07:00 September 07, 2022

By Chang Dong-woo

SEOUL, Sept. 7 (Yonhap) -- When it comes to startups, Dr.Tail Inc., a veterinary telehealth startup founded by Daehwa Rayer Lee, is as rare and as bold as they come. The Seoul-based company has set its sights on the U.S. pet care market -- estimated at around US$150.8 billion as of 2020 -- from the get-go since its establishment two years ago.

Dr.Tail is a pet telehealth service platform operating in the U.S. that offers online veterinary consultation for pets that show health-related abnormal symptoms. It connects users with licensed veterinarians who determine whether pets are in need of medical attention and offer advice.

"In the U.S., there is a very serious shortage of veterinarians compared with the overall population of pet owners, and most vets are operated under a reservation system," Lee, CEO of Dr.Tail, said on how he came up with his startup idea in an interview with Yonhap News Agency on Aug. 24.

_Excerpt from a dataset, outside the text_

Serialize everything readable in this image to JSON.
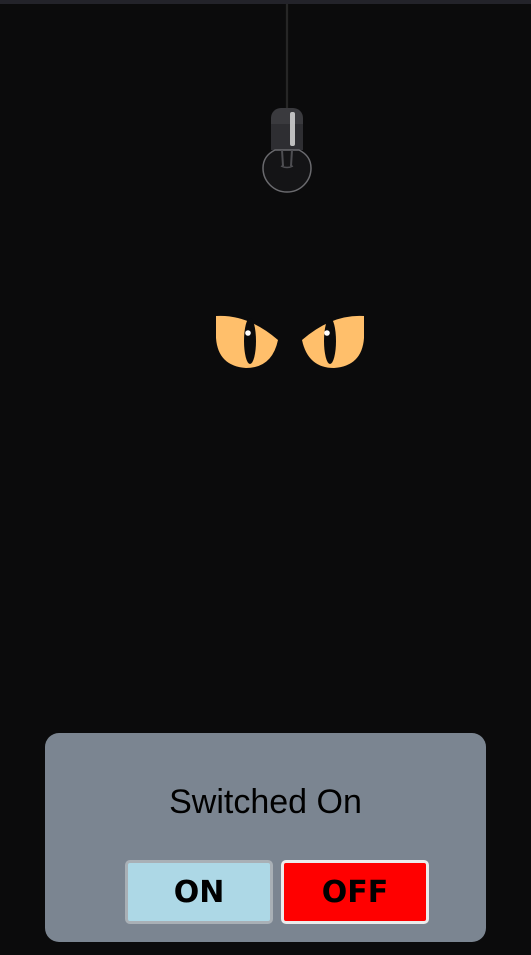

The 29-year-old saw that pet owners in the U.S. often end up unnecessarily wasting precious money and time at avoidable emergency vet clinics after receiving little to no care, because owners themselves are unable to properly determine whether or not their pets are in need of professional medical attention.

This file photo shows Daehwa Rayer Lee, founder and CEO of South Korean veterinary telehealth startup Dr.Tail, speaking during an interview with Yonhap News Agency at his office in southern Seoul on Aug. 24, 2022. (Yonhap)

Dr.Tail offers around-the-clock teletriage consultation to pet owners, allowing them to make proper decisions in treating their pets, such as advising whether a clinic visit is required or if home care is possible.

The company, which opened its platform to users in earnest starting early this year, currently has some 20 licensed veterinarian partners and plans to successively add around 60 more over growing demand.

Available on Apple's App Store and Google's Play Store, Dr.Tail currently has over 100,000 signed-up users, with the number of average monthly usage cases surpassing 40,000. Dr.Tail is currently run by 14 people and has a U.S. subsidiary in Seattle.

The service is currently free, as the company aims to scale up its user base, but Dr.Tail does have plans to introduce charged services in the future, including a Netflix-style monthly subscription model and an enterprise product for employee benefit programs of companies.

As part of more long-term goals, Dr.Tail is also eyeing partnering with pet health companies for over-the-counter medicine purchase programs and insurance companies to recommend products for pets.

The company is also reviewing partnering with research centers to produce specialized pet food based on big data from the Dr.Tail platform.

A screenshot of the website of Dr.Tail, a South Korean veterinary telehealth startup operating in the United States. (PHOTO NOT FOR SALE) (Yonhap)

Dr.Tail's edge over rivals in the U.S., such as PetCoach, is the fact that the service is designed to store and accumulate previous medical records of individual pets in its database, which allows quicker and -- more importantly -- more accurate diagnostics.

In addition, the platform is designed so that records can be easily forwarded to new clinics or pet grooming shops for future reference, offering an easy and seamless user experience compared with traditional paper and email-based documentation, Lee said.

Lee said the scheme has been patented in both the U.S. and South Korea. The company also won an innovation award at the Consumer Electronics Show in 2022.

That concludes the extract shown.